Tuesday, June 5, 2007
Yggdra Union: We'll Never Fight Alone GBA
WE'LL NEVER FIGHT ALONE
Released: November 2006
ESRB Rating: Teen
Genre: RPG Strategy, with cards
Platform Reviewed on: GBA
Official Website: None for this game.
Hours played: Approx. 13 hours. At the Framm Granary, Battle Field 15.
Synopsis: You are in control of several different characters, the main characters are Princess Yggdra and Milanor, a stray thief. As you make your way through the game you obtain more playable characters like Durant the Knight and Nietzsche the Undine.
The main story is you are Yggdra trying to run away from the Empire and reclaim the Kingdom of Paltina. She makes a deal with Milanor to give her castle to him if he helps her. He agrees and they set out on a journey to save Paltina from the Empire.

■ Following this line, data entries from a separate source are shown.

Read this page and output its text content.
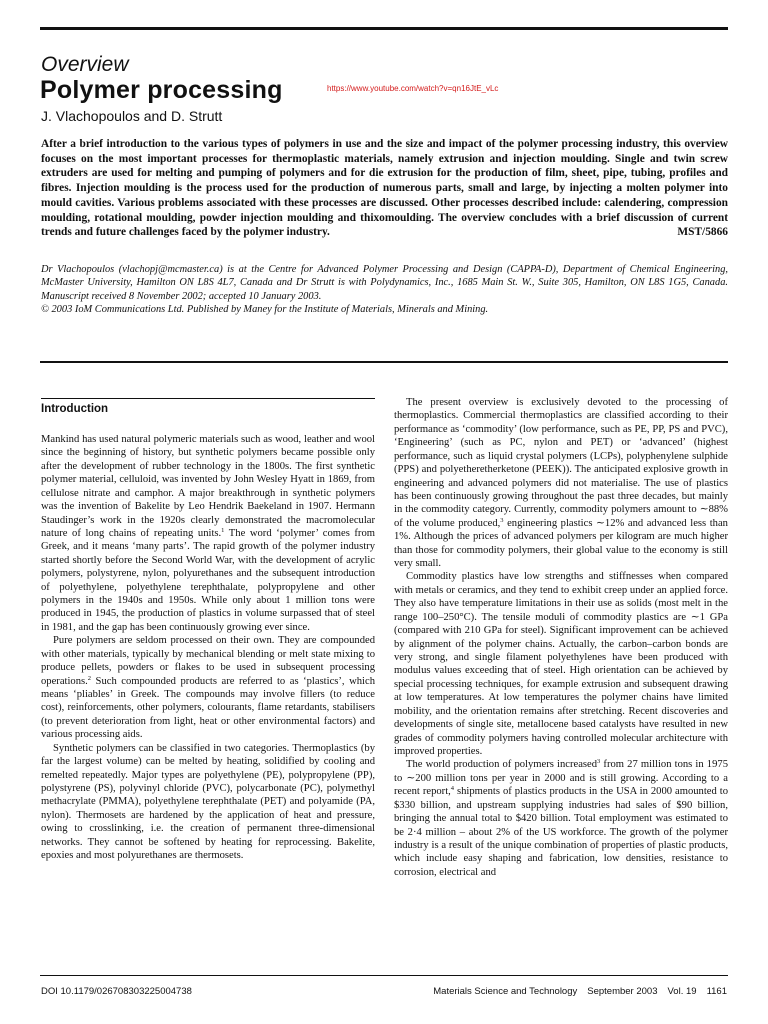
Overview
Polymer processing	https://www.youtube.com/watch?v=qn16JtE_vLc
J. Vlachopoulos and D. Strutt

After a brief introduction to the various types of polymers in use and the size and impact of the polymer processing industry, this overview focuses on the most important processes for thermoplastic materials, namely extrusion and injection moulding. Single and twin screw extruders are used for melting and pumping of polymers and for die extrusion for the production of film, sheet, pipe, tubing, profiles and fibres. Injection moulding is the process used for the production of numerous parts, small and large, by injecting a molten polymer into mould cavities. Various problems associated with these processes are discussed. Other processes described include: calendering, compression moulding, rotational moulding, powder injection moulding and thixomoulding. The overview concludes with a brief discussion of current trends and future challenges faced by the polymer industry.	MST/5866

Dr Vlachopoulos (vlachopj@mcmaster.ca) is at the Centre for Advanced Polymer Processing and Design (CAPPA-D), Department of Chemical Engineering, McMaster University, Hamilton ON L8S 4L7, Canada and Dr Strutt is with Polydynamics, Inc., 1685 Main St. W., Suite 305, Hamilton, ON L8S 1G5, Canada. Manuscript received 8 November 2002; accepted 10 January 2003.

© 2003 IoM Communications Ltd. Published by Maney for the Institute of Materials, Minerals and Mining.

Introduction

Mankind has used natural polymeric materials such as wood, leather and wool since the beginning of history, but synthetic polymers became possible only after the development of rubber technology in the 1800s. The first synthetic polymer material, celluloid, was invented by John Wesley Hyatt in 1869, from cellulose nitrate and camphor. A major breakthrough in synthetic polymers was the invention of Bakelite by Leo Hendrik Baekeland in 1907. Hermann Staudinger’s work in the 1920s clearly demonstrated the macromolecular nature of long chains of repeating units.$^1$ The word ‘polymer’ comes from Greek, and it means ‘many parts’. The rapid growth of the polymer industry started shortly before the Second World War, with the development of acrylic polymers, polystyrene, nylon, polyurethanes and the subsequent introduction of polyethylene, polyethylene terephthalate, polypropylene and other polymers in the 1940s and 1950s. While only about 1 million tons were produced in 1945, the production of plastics in volume surpassed that of steel in 1981, and the gap has been continuously growing ever since.

Pure polymers are seldom processed on their own. They are compounded with other materials, typically by mechanical blending or melt state mixing to produce pellets, powders or flakes to be used in subsequent processing operations.$^2$ Such compounded products are referred to as ‘plastics’, which means ‘pliables’ in Greek. The compounds may involve fillers (to reduce cost), reinforcements, other polymers, colourants, flame retardants, stabilisers (to prevent deterioration from light, heat or other environmental factors) and various processing aids.

Synthetic polymers can be classified in two categories. Thermoplastics (by far the largest volume) can be melted by heating, solidified by cooling and remelted repeatedly. Major types are polyethylene (PE), polypropylene (PP), polystyrene (PS), polyvinyl chloride (PVC), polycarbonate (PC), polymethyl methacrylate (PMMA), polyethylene terephthalate (PET) and polyamide (PA, nylon). Thermosets are hardened by the application of heat and pressure, owing to crosslinking, i.e. the creation of permanent three-dimensional networks. They cannot be softened by heating for reprocessing. Bakelite, epoxies and most polyurethanes are thermosets.

The present overview is exclusively devoted to the processing of thermoplastics. Commercial thermoplastics are classified according to their performance as ‘commodity’ (low performance, such as PE, PP, PS and PVC), ‘Engineering’ (such as PC, nylon and PET) or ‘advanced’ (highest performance, such as liquid crystal polymers (LCPs), polyphenylene sulphide (PPS) and polyetheretherketone (PEEK)). The anticipated explosive growth in engineering and advanced polymers did not materialise. The use of plastics has been continuously growing throughout the past three decades, but mainly in the commodity category. Currently, commodity polymers amount to ∼88% of the volume produced,$^3$ engineering plastics ∼12% and advanced less than 1%. Although the prices of advanced polymers per kilogram are much higher than those for commodity polymers, their global value to the economy is still very small.

Commodity plastics have low strengths and stiffnesses when compared with metals or ceramics, and they tend to exhibit creep under an applied force. They also have temperature limitations in their use as solids (most melt in the range 100–250°C). The tensile moduli of commodity plastics are ∼1 GPa (compared with 210 GPa for steel). Significant improvement can be achieved by alignment of the polymer chains. Actually, the carbon–carbon bonds are very strong, and single filament polyethylenes have been produced with modulus values exceeding that of steel. High orientation can be achieved by special processing techniques, for example extrusion and subsequent drawing at low temperatures. At low temperatures the polymer chains have limited mobility, and the orientation remains after stretching. Recent discoveries and developments of single site, metallocene based catalysts have resulted in new grades of commodity polymers having controlled molecular architecture with improved properties.

The world production of polymers increased$^3$ from 27 million tons in 1975 to ∼200 million tons per year in 2000 and is still growing. According to a recent report,$^4$ shipments of plastics products in the USA in 2000 amounted to $330 billion, and upstream supplying industries had sales of $90 billion, bringing the annual total to $420 billion. Total employment was estimated to be 2·4 million – about 2% of the US workforce. The growth of the polymer industry is a result of the unique combination of properties of plastic products, which include easy shaping and fabrication, low densities, resistance to corrosion, electrical and

DOI 10.1179/026708303225004738	Materials Science and Technology September 2003 Vol. 19 1161
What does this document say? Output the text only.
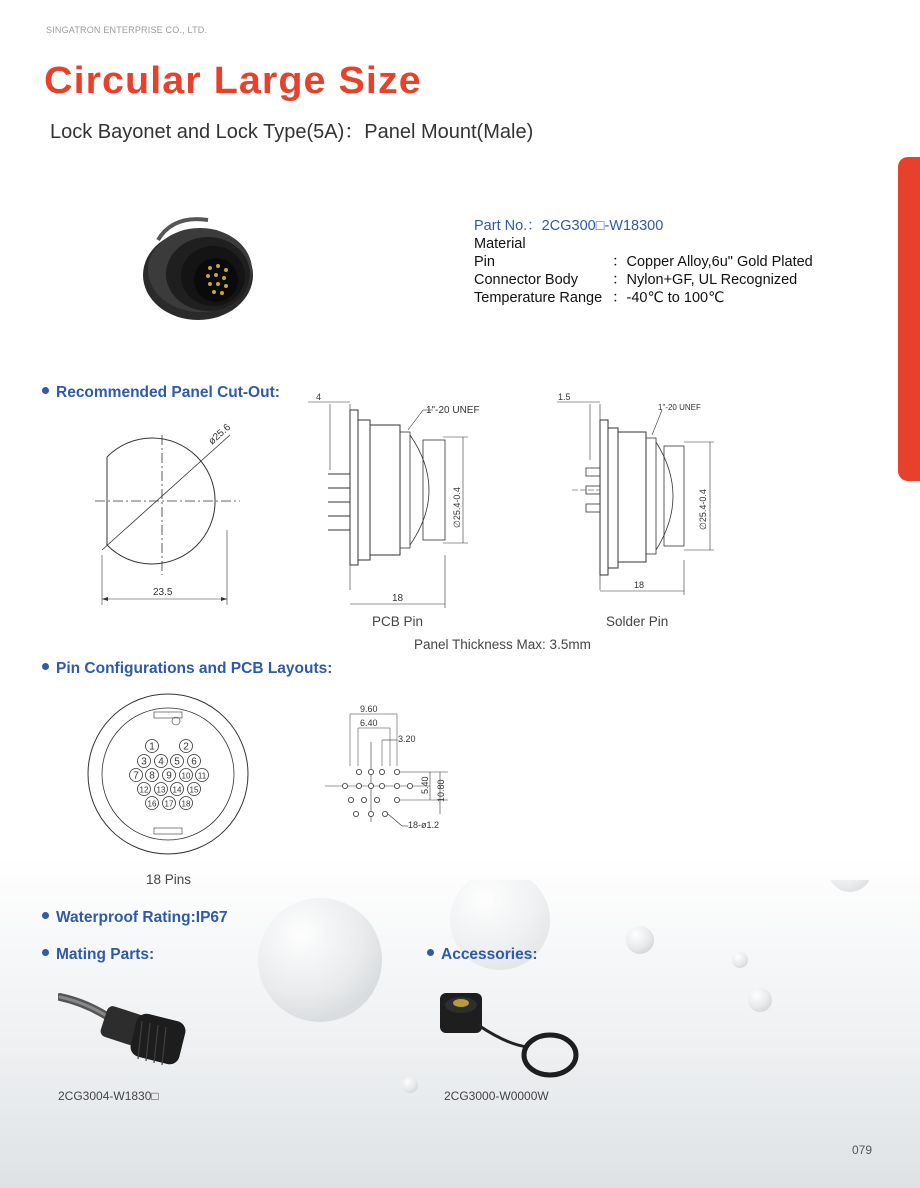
SINGATRON ENTERPRISE CO., LTD.
Circular Large Size
Lock Bayonet and Lock Type(5A)：Panel Mount(Male)
Part No.：2CG300□-W18300
Material
Pin	：Copper Alloy,6u" Gold Plated
Connector Body	：Nylon+GF, UL Recognized
Temperature Range ：-40℃ to 100℃
Recommended Panel Cut-Out:
23.5
ø25.6
4
1"-20 UNEF
∅25.4-0.4
18
PCB Pin
1.5
1"-20 UNEF
∅25.4-0.4
18
Solder Pin
Panel Thickness Max: 3.5mm
Pin Configurations and PCB Layouts:
1	2
3 4 5 6
7 8 9 10 11
12 13 14 15
16 17 18
18 Pins
9.60
6.40
3.20
5.40 10.80
18-ø1.2
Waterproof Rating:IP67
Mating Parts:	Accessories:
2CG3004-W1830□	2CG3000-W0000W
079
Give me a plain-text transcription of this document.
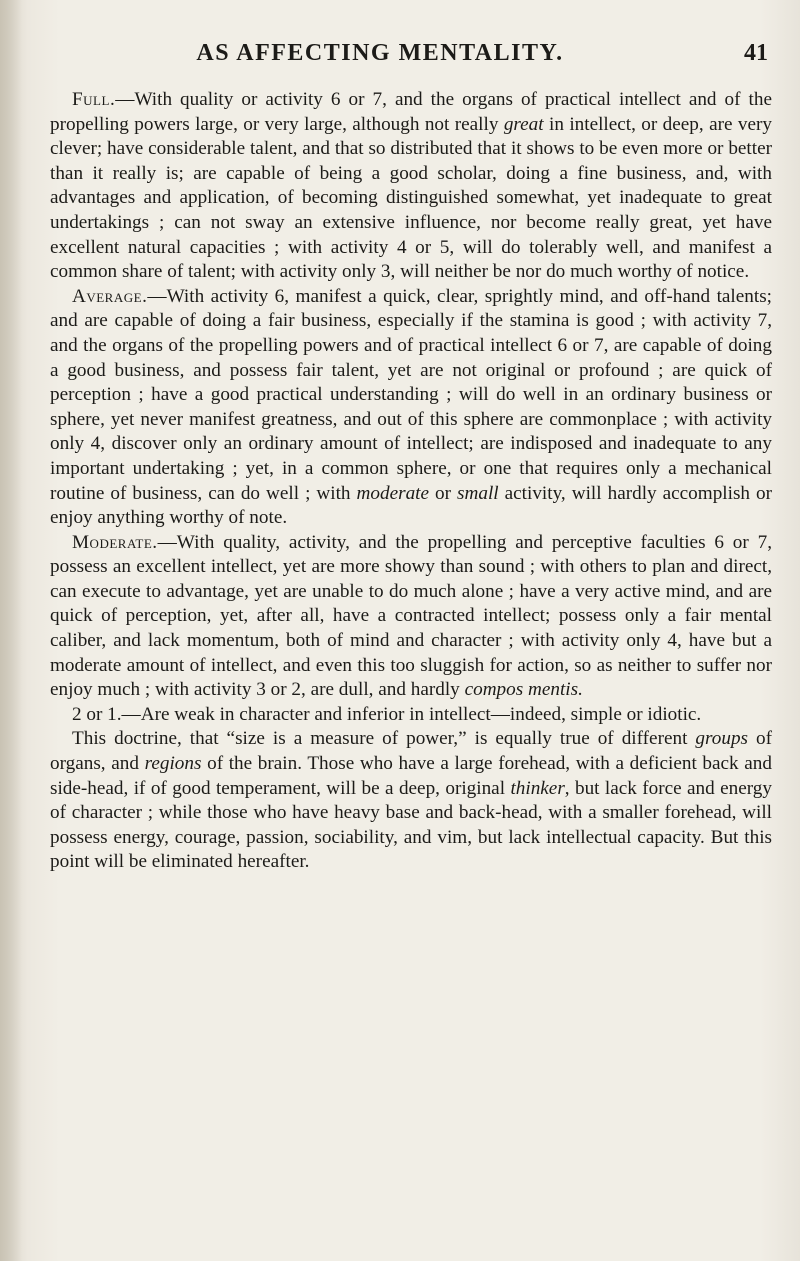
AS AFFECTING MENTALITY.	41

Full.—With quality or activity 6 or 7, and the organs of practical intellect and of the propelling powers large, or very large, although not really great in intellect, or deep, are very clever; have considerable talent, and that so distributed that it shows to be even more or better than it really is; are capable of being a good scholar, doing a fine business, and, with advantages and application, of becoming distinguished somewhat, yet inadequate to great undertakings ; can not sway an extensive influence, nor become really great, yet have excellent natural capacities ; with activity 4 or 5, will do tolerably well, and manifest a common share of talent; with activity only 3, will neither be nor do much worthy of notice.

Average.—With activity 6, manifest a quick, clear, sprightly mind, and off-hand talents; and are capable of doing a fair business, especially if the stamina is good ; with activity 7, and the organs of the propelling powers and of practical intellect 6 or 7, are capable of doing a good business, and possess fair talent, yet are not original or profound ; are quick of perception ; have a good practical understanding ; will do well in an ordinary business or sphere, yet never manifest greatness, and out of this sphere are commonplace ; with activity only 4, discover only an ordinary amount of intellect; are indisposed and inadequate to any important undertaking ; yet, in a common sphere, or one that requires only a mechanical routine of business, can do well ; with moderate or small activity, will hardly accomplish or enjoy anything worthy of note.

Moderate.—With quality, activity, and the propelling and perceptive faculties 6 or 7, possess an excellent intellect, yet are more showy than sound ; with others to plan and direct, can execute to advantage, yet are unable to do much alone ; have a very active mind, and are quick of perception, yet, after all, have a contracted intellect; possess only a fair mental caliber, and lack momentum, both of mind and character ; with activity only 4, have but a moderate amount of intellect, and even this too sluggish for action, so as neither to suffer nor enjoy much ; with activity 3 or 2, are dull, and hardly compos mentis.

2 or 1.—Are weak in character and inferior in intellect—indeed, simple or idiotic.

This doctrine, that “size is a measure of power,” is equally true of different groups of organs, and regions of the brain. Those who have a large forehead, with a deficient back and side-head, if of good temperament, will be a deep, original thinker, but lack force and energy of character ; while those who have heavy base and back-head, with a smaller forehead, will possess energy, courage, passion, sociability, and vim, but lack intellectual capacity. But this point will be eliminated hereafter.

Tutorial: There are several tutorials that are set up throughout the battles, usually in the beginning of the fight and they are mostly triggered when you select a card from your deck. They integrate the tutorials into the storyline so one of the characters explains the rules while the others ask questions about what they have just "learned".
Story/Characters: So far the story is good although it's not very engrossing. I'm finding myself mostly addicted to the gameplay. The characters are also common, a dutiful princess, a good-hearted thief, a loyal knight...
Graphics/Cinematics: 2D artwork, with the picture of the character showing up with their dialog. Cinematics is 2D artwork scrolling from top to bottom, like Sting's other game Riviera.
Interface: Very cluttered. I was really irritated with the interface because there were far too many menus and unnecessary/cluttered text. When the character is talking I don't understand why they need a sprite of the character, a 2D drawing, and a "now talking" text line under their name. It's just overkill. The select screens in the beginning of a battle can also be confusing, I'd suggest reading the manual but it's not very helpful.
Sound/Audio/Voice Acting: The music for the game is okay as well, there aren't any tracks that stand out in particular, but it's not bad. The sound effects are pretty typical too. No voice acting.
Gameplay/Controls: Here's the saving grace of the game, (or maybe it's because I love strategy RPGs).
The gameplay reminds me of a cross between Advance Wars and Fire Emblem. It's a top view of your characters as sprites, which you have to move around a map to complete certain objectives. Each of your characters have different abilities (associated with the cards selected) and weapon types (AKA their "Ace"). They are also in command of several units of the same weapon type (Yggdra is a Sword Maiden and therefore all the units with her are sword wielders). Each weapon type is subject to a weapon triad similar to Fire Emblem, where swords best axes, axes best lances, and lances best swords. There's a magic and long range triad too, I believe is melee (axe, sword, lance) bests arrows, arrows best magic and magic bests melee.
Each battle uses a different amount of cards, so depending on the characters you select that will determine what cards to select. There are also cards that can be used by all characters. Some cards have restrictions on them, so keep that in mind.
The way it works is you select a card (based on what you want to do), each card has a move number on it. The move number indicates how many spaces your *whole* party can move. You can move them separately but they all must add to that move number. If you want to attack an enemy you must move your character next to the icon you want to engage and form a "union". There are two different types of unions, male and female. Male unions are shaped in an 'X' in which the character is in the center of it. Any friendly combat units on the empty 'X' blocks will form a "union" and join your main character in battle. Likewise the female unions are in the shape of a + and the same rules apply. As the battles move on, the unions become more complicated. [edit 006/18/07]: Forgot to mention that you can only form a "union" once per turn.
The actual battling screen is interesting too, there's a power gauge at the top, which allows for different skills (depending on the cards) when you fight passively the bar fills up, likewise, aggressive fighting will use up the bar.
I like the way the different moves and tactical information is presented, they take the simple concepts then build on them which I think is more successful given the high learning curve.
One of my beefs with the gameplay is the fact that you can't determine the damage you're doing as you're battling. It displays the amount of units you have, but doesn't have a health bar or HP to see the progress. [edit 006/18/07]: I forgot to mention that there are symbols on the bottom in the center that indicates how much of a chance you have against your enemy (which can also be indicated by remembering the weapon triad). It's hard to remember the symbols though.
Replay value: Medium, if you lose certain battles you will play a different storyline. Also, if there are houses you've missed you might miss out on items.
Learning Curve: Moderate-Hard
+ Unique and interesting battle system (unions, cards and weapon types)
+ Many variations for battling (female/male unions, weapon triads, aces)
+ Skill level increases steadily, information about battling is not thrown at you all at once
- Interface to cluttered/hard to navigate
- Items for morale too sparse
- Hard to determine fighting when in battle
Summary: Not a bad game, especially if you want to try something different, but can be pretty frustrating with the high learning curve. If you can get past that and the interfaces, it's an overall solid game with unique gameplay.